A little jealousy, a lot of mystery
The Korean-spec GV80 tested here is powered by a 3.0-liter I6 diesel, matched to an eight-speed automatic transmission. This engine is a little gem, and something North American drivers should totally be jealous of. Not only is it smooth and quiet, it’s muscular, too, delivering around 274 horsepower and 434 pound-feet of torque. Unfortunately, it’s extremely unlikely this engine will ever be offered in the GV80 on our side of the Pacific.
American customers will have to make do with a pair of turbocharged gasoline powerplants. A 2.5-liter four-cylinder should serve as the base unit. For drivers that want more, a new, Genesis-exclusive 3.5-liter V6 will also be offered. Unfortunately, there’s plenty of mystery swirling around these engines. No horsepower or torque figures are available just yet, not even estimates. The same is true of fuel economy figures and pricing.
Of all the places on earth to evaluate a new car, South Korea’s beautiful and sprawling capital city is less than ideal. As you might expect, it’s crowded, and the speed limits are low — I don’t think I got a chance to take the GV80 past about 60 mph. On top of that, and in the interest of full disclosure, I only got about an hour behind the wheel, driving almost exclusively on straight roads. Don’t expect any earth-shattering commentary about how the GV80 handles, but of course, this is a very early look at the vehicle. A more thorough test will be conducted in due time, no doubt.
The not-for-US diesel engine is the best thing about the way the GV80 drives. It hits hard down low, pulling with vigor. Diesel clatter is minimal and it should have no issue meeting the strictest emissions standards in Europe and other countries. That engine’s partner in crime is a Hyundai-designed eight-speed transmission. It’s silky smooth and delivers perfectly timed gear changes.
Given my limited time behind the wheel, it’s difficult to comment on the GV80’s chassis tuning. The steering is rather numb, which is pretty much the norm in modern vehicles with electrically boosted systems. The ride is quite smooth and well isolated, though those gigantic 22-inch wheels do it no favors. Impact harshness from surface irregularities is a bit starchier than I originally expected. North American models should be noticeably firmer than Korean-spec versions, too.
Underway, the GV80’s cabin is nice and quiet, but it doesn’t seem any more hushed than competing vehicles.

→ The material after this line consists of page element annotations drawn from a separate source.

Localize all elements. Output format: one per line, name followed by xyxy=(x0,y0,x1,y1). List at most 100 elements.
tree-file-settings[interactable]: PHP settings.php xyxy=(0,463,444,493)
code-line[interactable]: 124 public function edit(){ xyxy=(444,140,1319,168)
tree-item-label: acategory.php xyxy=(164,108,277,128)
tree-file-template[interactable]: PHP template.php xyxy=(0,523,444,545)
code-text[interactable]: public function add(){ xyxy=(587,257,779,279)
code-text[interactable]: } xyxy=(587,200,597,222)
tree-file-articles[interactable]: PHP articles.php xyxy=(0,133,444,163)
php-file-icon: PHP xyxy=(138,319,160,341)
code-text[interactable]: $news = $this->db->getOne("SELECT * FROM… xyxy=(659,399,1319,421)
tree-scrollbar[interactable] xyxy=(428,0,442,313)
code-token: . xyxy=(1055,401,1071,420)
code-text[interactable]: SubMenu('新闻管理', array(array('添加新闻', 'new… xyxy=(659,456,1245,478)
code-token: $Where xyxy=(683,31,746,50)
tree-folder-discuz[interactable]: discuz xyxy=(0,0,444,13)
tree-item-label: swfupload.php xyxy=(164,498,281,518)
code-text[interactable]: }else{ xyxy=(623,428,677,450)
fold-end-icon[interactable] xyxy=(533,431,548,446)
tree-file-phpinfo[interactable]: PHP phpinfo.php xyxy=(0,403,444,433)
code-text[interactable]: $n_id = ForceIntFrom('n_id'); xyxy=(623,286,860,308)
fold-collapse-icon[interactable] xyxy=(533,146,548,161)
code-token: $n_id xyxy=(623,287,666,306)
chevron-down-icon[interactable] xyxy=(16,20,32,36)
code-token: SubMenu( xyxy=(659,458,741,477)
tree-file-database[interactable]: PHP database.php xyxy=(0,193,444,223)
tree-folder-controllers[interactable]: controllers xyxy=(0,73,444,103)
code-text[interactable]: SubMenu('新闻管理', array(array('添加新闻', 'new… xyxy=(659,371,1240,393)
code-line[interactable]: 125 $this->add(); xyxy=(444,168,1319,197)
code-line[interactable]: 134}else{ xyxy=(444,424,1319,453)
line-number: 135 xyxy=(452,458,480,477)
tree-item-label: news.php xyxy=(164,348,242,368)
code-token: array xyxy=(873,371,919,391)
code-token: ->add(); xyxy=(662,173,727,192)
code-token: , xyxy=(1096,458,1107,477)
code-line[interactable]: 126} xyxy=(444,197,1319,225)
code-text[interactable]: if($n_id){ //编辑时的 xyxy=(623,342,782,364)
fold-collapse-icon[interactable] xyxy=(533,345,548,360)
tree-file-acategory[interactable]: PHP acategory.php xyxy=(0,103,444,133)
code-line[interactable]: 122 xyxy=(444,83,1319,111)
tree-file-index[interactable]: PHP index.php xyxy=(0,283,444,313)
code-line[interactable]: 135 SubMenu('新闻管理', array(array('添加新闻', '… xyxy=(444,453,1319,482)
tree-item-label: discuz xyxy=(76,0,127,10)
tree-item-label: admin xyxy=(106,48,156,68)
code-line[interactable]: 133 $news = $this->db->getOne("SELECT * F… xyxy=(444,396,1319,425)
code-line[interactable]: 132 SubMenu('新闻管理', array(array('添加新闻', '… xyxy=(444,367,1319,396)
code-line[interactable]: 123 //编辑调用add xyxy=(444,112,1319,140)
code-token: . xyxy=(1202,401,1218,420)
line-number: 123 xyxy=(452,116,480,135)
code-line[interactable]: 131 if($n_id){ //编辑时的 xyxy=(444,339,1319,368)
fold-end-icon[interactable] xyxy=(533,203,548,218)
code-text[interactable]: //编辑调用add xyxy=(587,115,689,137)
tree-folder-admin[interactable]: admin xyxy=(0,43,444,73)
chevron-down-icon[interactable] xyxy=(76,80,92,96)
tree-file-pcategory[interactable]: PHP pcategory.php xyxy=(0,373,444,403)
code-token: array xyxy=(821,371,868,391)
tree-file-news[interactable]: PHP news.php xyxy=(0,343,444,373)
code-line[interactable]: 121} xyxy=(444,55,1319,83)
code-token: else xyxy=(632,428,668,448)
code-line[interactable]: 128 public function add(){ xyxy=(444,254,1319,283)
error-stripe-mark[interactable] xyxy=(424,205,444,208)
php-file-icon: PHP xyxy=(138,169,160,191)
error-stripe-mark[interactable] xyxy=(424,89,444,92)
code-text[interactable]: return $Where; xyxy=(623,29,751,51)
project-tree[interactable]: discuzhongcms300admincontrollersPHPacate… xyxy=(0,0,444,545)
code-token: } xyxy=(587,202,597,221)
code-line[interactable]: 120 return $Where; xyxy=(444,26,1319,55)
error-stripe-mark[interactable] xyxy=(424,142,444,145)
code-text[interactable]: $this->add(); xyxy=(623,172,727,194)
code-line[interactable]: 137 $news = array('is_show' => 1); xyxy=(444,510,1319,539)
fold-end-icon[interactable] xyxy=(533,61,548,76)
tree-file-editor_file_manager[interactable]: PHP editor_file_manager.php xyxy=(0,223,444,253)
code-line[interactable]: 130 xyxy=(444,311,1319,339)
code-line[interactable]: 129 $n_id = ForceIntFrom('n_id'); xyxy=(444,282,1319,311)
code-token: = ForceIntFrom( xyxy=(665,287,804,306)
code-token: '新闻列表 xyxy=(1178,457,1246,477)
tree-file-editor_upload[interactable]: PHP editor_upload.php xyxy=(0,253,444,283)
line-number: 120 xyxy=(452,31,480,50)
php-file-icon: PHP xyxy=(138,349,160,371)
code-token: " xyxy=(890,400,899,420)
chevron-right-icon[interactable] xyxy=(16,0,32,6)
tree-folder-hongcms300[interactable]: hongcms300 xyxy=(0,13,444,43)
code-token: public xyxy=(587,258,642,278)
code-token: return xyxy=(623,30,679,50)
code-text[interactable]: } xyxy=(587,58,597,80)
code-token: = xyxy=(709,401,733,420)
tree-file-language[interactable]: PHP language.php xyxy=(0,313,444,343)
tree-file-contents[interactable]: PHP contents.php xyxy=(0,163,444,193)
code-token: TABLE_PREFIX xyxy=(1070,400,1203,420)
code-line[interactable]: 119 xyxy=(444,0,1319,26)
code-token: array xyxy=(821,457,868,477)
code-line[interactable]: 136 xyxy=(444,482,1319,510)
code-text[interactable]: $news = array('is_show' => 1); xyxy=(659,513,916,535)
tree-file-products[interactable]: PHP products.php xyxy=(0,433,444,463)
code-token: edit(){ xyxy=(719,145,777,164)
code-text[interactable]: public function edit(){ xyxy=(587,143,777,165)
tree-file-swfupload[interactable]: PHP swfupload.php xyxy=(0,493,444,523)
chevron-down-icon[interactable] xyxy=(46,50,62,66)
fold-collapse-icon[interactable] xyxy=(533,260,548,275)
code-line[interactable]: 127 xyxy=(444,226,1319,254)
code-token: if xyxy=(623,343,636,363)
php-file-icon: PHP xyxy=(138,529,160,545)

I expected Hyundai’s latest and greatest active noise-cancellation system to work miracles, though it did not. Perhaps Korea’s low speed limits and bowling lane-smooth roads didn’t provide the GV80 with enough of a challenge. I can’t wait to test this vehicle back home in Detroit where the highways have more craters than the surface of the moon.

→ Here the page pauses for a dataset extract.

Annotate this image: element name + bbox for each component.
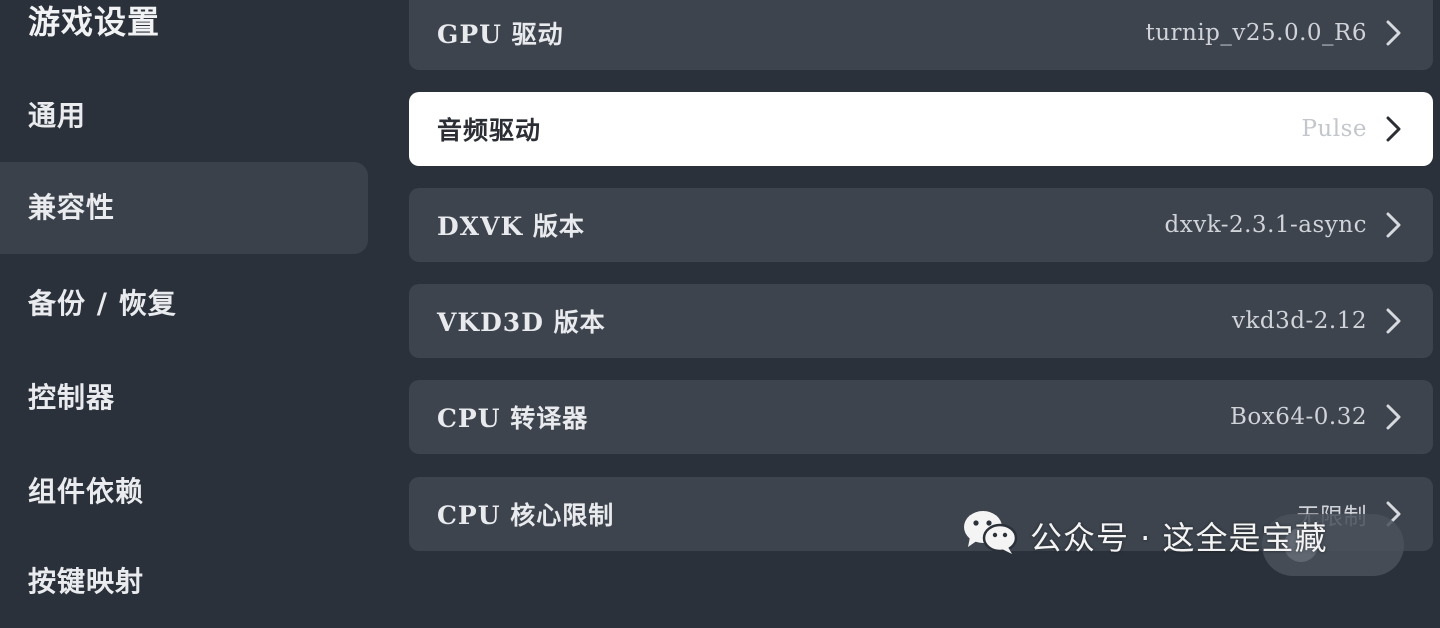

The GV80 is now officially on sale in South Korea, though it’s not expected to arrive in the US around the middle of the year, most likely as a 2021 model. So many things are up in the air right now, and it’s impossible to say with any certainty what changes will be made to the GV80 for the American market.

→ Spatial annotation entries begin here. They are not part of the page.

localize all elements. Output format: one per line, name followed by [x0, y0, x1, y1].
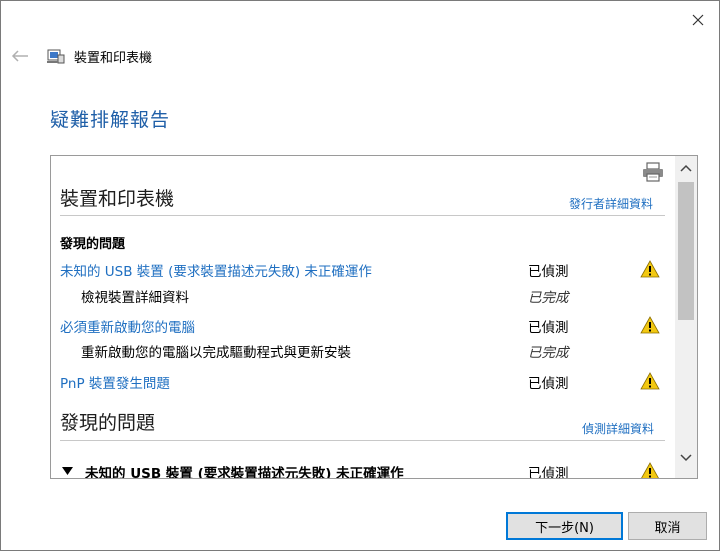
scroll-down-button[interactable]: [675, 446, 697, 470]
status-completed: 已完成: [528, 290, 569, 306]
publisher-details-link[interactable]: 發行者詳細資料: [569, 195, 653, 212]
sub-step-view-device-details: 檢視裝置詳細資料: [81, 290, 189, 306]
back-arrow-icon: [11, 50, 28, 62]
status-completed: 已完成: [528, 345, 569, 361]
issue-link-usb-device[interactable]: 未知的 USB 裝置 (要求裝置描述元失敗) 未正確運作: [60, 260, 372, 280]
troubleshooter-window: 裝置和印表機 疑難排解報告 裝置和印表機 發行者詳細資料 發現的問題 未知的 U…: [0, 0, 720, 551]
issues-found-subheading: 發現的問題: [60, 237, 126, 252]
chevron-up-icon: [680, 164, 692, 172]
issue-link-restart-required[interactable]: 必須重新啟動您的電腦: [60, 316, 195, 336]
triangle-collapse-icon[interactable]: [62, 467, 73, 475]
warning-icon: [640, 316, 660, 334]
scroll-thumb[interactable]: [678, 182, 694, 320]
page-title: 疑難排解報告: [50, 109, 171, 131]
report-content: 裝置和印表機 發行者詳細資料 發現的問題 未知的 USB 裝置 (要求裝置描述元…: [51, 156, 675, 478]
status-detected: 已偵測: [528, 320, 569, 336]
detection-details-link[interactable]: 偵測詳細資料: [582, 420, 654, 437]
section-divider: [60, 440, 665, 441]
close-icon: [692, 14, 704, 26]
status-detected: 已偵測: [528, 264, 569, 280]
section-title-devices: 裝置和印表機: [60, 188, 175, 210]
back-button[interactable]: [9, 45, 31, 67]
cancel-button[interactable]: 取消: [628, 512, 707, 540]
sub-step-restart-to-finish: 重新啟動您的電腦以完成驅動程式與更新安裝: [81, 345, 351, 361]
section-title-issues-found: 發現的問題: [60, 412, 156, 434]
section-divider: [60, 215, 665, 216]
scroll-up-button[interactable]: [675, 156, 697, 180]
status-detected: 已偵測: [528, 376, 569, 392]
warning-icon: [640, 372, 660, 390]
close-button[interactable]: [681, 7, 715, 33]
warning-icon: [641, 462, 659, 478]
window-title: 裝置和印表機: [74, 51, 153, 66]
printer-icon[interactable]: [641, 162, 665, 182]
warning-icon: [640, 260, 660, 278]
report-panel: 裝置和印表機 發行者詳細資料 發現的問題 未知的 USB 裝置 (要求裝置描述元…: [50, 155, 698, 479]
status-detected: 已偵測: [528, 466, 569, 478]
devices-printers-icon: [47, 49, 65, 64]
next-button[interactable]: 下一步(N): [506, 512, 623, 540]
vertical-scrollbar[interactable]: [675, 156, 697, 478]
issue-link-pnp-device[interactable]: PnP 裝置發生問題: [60, 372, 170, 392]
issue-header-usb-device[interactable]: 未知的 USB 裝置 (要求裝置描述元失敗) 未正確運作: [85, 462, 404, 478]
chevron-down-icon: [680, 454, 692, 462]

Since an on-sale date hasn’t been squared away, pricing is, naturally, a mystery as well. In South Korea, the GV80 starts at around 66 million won, which works out to about $57,000, though that’s an estimate, at best. Like other Genesis products, the GV80 should offer a strong value proposition compared to its rivals, though it is not likely to be cheap.
The Genesis brand’s first SUV is a damn impressive vehicle. Comfortable, quiet and beautifully presented, it proves just how serious Hyundai’s luxury arm is getting these days. Given the world’s ongoing obsession with SUVs, the GV80 is practically guaranteed to significantly bolster this brand’s showroom performance, both in America and around the world.
Editors’ note: Travel costs related to this story were covered by the manufacturer, which is common in the auto industry. The judgments and opinions of Roadshow’s staff are our own and we do not accept paid editorial content.